An implementation framework was drawn up in 2008 by a group consisting of representatives from UNICEF, WHO, the World Bank among others. Entitled “A Strategic Framework for Reducing Risks of Infectious Diseases at the Animal-Human-Ecosystems Interface,” it argued for the development of an international system of disease surveillance drawing on multidisciplinary expertise (to include veterinarians, physicians, wildlife specialists, and ecologists). In addition, it sought to help build robust public health systems across the globe and to promote good communication between those systems. Finally, it advocated support for strategic research, to be shared internationally.
The One Health approach was adopted by the CDC in 2009, which housed it within its National Center for Emerging and Zoonotic Infectious Diseases. It was formally endorsed by the UN, the World Bank, and the EU in 2010. More recently, the World Bank came up with a revised operational framework to fight EIDS as a means of fulfilling its mission to promote prosperity and decrease poverty.
Our response to future epidemics, when they occur, will hinge on more than international and multidisciplinary collaboration. Scientific developments are likely to have a major impact when future EIDs arise.
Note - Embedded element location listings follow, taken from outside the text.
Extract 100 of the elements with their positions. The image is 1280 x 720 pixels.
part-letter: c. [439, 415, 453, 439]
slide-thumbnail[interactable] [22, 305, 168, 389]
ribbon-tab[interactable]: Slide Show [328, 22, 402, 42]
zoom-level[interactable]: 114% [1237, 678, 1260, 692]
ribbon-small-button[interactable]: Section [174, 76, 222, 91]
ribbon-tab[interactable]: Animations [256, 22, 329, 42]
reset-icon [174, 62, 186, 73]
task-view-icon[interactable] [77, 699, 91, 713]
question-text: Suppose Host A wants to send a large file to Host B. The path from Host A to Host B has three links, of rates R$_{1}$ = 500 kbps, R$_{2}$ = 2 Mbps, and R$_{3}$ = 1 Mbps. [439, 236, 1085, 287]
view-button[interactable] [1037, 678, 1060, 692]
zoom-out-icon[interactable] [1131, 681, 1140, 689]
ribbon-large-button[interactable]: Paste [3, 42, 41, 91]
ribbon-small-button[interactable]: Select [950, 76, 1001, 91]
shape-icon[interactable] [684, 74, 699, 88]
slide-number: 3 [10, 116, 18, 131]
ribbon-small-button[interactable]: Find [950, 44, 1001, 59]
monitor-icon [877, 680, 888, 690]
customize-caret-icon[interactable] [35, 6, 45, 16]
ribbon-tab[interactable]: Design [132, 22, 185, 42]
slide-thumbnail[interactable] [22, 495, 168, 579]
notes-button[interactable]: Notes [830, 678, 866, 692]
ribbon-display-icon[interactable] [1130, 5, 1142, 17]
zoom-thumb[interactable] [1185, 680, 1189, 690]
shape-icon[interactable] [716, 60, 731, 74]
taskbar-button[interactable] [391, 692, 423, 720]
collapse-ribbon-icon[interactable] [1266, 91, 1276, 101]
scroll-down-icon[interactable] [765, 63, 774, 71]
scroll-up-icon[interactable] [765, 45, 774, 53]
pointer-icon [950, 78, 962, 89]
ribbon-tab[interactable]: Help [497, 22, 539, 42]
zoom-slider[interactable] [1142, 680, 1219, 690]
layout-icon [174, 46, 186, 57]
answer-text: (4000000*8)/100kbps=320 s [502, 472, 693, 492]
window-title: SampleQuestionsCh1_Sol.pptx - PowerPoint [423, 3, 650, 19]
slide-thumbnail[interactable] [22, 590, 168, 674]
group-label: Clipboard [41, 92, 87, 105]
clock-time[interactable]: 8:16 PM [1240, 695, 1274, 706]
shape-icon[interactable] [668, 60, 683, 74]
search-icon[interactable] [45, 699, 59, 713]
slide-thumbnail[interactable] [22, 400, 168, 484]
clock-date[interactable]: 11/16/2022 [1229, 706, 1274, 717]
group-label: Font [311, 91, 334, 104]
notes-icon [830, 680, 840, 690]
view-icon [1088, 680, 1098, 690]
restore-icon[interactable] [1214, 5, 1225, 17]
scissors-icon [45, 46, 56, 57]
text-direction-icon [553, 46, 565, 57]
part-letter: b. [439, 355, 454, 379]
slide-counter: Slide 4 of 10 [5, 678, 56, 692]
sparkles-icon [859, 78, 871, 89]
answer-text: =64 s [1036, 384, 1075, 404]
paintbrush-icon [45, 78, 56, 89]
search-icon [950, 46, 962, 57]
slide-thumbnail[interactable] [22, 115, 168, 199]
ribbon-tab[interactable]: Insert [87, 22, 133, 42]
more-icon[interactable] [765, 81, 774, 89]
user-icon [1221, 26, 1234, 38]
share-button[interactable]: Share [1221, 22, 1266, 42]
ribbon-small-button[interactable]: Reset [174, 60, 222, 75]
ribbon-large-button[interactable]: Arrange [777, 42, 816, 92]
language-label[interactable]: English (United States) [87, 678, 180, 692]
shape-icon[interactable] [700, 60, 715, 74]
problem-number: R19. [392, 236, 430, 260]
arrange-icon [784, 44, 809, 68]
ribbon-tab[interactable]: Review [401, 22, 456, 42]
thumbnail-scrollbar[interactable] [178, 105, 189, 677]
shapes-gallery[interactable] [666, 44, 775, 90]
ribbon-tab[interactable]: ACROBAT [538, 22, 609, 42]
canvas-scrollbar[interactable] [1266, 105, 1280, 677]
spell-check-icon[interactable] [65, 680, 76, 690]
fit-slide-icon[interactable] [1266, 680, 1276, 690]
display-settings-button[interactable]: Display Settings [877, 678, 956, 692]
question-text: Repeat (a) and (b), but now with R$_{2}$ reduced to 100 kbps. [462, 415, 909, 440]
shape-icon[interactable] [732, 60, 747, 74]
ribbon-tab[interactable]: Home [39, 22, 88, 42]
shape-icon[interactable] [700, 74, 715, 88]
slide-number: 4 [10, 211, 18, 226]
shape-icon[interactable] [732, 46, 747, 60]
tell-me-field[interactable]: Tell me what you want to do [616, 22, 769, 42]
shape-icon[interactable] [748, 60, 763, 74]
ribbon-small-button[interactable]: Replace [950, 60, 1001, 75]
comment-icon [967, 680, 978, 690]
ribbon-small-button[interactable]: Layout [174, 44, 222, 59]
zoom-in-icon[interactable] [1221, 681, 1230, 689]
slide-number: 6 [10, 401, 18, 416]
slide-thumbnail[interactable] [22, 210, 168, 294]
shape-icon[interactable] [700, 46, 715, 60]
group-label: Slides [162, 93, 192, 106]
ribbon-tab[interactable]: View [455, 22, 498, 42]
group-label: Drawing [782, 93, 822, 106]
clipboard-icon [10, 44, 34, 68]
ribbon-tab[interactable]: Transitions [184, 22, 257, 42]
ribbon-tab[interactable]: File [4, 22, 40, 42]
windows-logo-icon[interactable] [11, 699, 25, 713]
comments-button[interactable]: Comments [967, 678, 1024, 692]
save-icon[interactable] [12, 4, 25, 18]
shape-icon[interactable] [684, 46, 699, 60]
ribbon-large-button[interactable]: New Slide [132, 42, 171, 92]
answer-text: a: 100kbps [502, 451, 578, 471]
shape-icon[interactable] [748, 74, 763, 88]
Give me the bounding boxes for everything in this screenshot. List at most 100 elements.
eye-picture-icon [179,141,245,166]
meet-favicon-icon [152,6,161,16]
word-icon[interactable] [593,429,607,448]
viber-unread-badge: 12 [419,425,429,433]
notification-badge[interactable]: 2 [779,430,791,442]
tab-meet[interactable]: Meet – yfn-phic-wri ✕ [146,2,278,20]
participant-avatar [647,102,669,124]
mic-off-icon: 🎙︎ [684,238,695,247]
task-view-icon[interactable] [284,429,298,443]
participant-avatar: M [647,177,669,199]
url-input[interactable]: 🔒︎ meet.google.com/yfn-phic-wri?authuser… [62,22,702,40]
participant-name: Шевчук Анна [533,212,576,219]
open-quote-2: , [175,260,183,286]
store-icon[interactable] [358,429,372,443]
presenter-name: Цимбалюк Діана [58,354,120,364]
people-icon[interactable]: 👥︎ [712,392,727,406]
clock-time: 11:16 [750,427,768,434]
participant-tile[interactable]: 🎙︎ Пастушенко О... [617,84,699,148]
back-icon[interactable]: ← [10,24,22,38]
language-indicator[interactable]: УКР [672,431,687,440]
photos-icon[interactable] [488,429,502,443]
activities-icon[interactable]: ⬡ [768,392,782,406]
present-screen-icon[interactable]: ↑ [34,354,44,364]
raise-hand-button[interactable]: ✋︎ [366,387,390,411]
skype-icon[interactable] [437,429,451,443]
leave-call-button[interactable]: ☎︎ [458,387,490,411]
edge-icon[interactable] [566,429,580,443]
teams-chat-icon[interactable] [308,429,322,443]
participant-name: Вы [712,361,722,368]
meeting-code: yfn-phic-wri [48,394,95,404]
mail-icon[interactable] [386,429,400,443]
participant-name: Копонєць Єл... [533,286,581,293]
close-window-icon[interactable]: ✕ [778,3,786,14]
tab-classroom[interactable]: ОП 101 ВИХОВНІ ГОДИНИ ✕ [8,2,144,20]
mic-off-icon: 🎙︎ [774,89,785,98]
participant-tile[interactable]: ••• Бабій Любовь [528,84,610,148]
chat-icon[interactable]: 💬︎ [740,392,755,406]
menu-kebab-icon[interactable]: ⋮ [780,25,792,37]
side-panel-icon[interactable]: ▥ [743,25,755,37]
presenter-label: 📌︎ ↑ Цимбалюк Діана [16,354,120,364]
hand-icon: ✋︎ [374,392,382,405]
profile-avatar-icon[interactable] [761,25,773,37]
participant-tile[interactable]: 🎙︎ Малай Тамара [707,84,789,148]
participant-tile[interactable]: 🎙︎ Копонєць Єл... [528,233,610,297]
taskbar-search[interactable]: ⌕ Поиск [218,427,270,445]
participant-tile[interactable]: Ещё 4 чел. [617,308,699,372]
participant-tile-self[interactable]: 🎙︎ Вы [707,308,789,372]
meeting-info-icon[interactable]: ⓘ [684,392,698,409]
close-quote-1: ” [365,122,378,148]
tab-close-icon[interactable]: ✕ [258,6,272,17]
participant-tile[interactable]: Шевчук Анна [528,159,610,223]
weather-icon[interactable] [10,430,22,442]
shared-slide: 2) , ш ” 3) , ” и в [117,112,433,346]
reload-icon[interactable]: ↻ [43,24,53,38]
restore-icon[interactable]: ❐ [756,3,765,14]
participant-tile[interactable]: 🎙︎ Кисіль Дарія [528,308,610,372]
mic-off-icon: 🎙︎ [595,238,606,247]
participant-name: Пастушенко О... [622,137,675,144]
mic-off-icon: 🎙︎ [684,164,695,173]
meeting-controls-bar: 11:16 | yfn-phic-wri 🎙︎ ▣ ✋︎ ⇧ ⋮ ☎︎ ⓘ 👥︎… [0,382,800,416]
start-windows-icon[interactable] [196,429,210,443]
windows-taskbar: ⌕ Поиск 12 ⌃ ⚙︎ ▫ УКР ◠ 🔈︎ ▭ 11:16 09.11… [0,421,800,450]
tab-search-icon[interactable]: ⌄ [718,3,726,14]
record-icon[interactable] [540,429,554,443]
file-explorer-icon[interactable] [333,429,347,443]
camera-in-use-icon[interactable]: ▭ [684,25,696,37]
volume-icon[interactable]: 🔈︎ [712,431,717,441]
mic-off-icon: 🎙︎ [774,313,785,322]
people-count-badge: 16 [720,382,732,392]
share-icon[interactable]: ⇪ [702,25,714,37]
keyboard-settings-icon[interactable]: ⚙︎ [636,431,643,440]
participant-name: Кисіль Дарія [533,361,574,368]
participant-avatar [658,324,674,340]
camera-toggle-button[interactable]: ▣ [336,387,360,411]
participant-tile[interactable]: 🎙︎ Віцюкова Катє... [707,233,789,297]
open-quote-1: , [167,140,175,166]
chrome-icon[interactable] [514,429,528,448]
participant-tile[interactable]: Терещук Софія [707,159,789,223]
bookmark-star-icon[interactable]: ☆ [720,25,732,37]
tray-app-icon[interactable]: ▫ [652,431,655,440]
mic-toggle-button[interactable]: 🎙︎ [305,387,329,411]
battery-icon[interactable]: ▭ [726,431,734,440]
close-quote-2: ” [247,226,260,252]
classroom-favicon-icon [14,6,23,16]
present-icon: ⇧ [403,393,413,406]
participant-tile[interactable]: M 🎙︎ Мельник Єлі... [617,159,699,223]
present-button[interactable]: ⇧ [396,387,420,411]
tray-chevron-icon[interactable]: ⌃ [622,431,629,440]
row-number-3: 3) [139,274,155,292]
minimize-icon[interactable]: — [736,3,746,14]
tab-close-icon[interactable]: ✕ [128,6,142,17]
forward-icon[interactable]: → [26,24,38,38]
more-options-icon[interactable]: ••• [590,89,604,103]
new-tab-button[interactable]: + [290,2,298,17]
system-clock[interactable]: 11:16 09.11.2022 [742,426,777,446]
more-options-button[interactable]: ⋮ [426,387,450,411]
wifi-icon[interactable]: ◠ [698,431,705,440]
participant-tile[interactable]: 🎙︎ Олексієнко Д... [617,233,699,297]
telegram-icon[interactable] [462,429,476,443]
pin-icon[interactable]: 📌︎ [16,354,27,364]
The new technique of vaccine design using mRNA is vastly accelerating the development of effective vaccines, the most powerful preventive tool available. Work on anti-viral medications is ongoing and could revolutionize treatment of viral diseases much as antibiotics revolutionized the treatment of bacterial diseases. Currently, the only virus for which there is effective treatment is HIV, and that treatment (which took years to develop) involves a multi-drug regimen that converts HIV into a chronic disease but rarely eradicating the infection.
We also need to strengthen the public health infrastructure in the U.S. Poor coordination, insufficient manpower, and inadequate communication to the public have afflicted domestic public health departments for years. WHO and the World Bank have focused on shoring up public health in much of the world but assumed that the richest countries would serve as models of success.
The One World framework could itself be expanded to address climate and the environment more expansively, but the basic formulation is sound. As Andrew Cunningham, Peter Daszak, and James Wood argue in their 2017 article, “One Health: Emerging Infectious Diseases and Wildlife: Two Decades of Progress?” little has been done at the policy level to address what remain major threats to health and well-being, as Covid-19 attests. It’s time to adjust our national priorities and focus on what counts.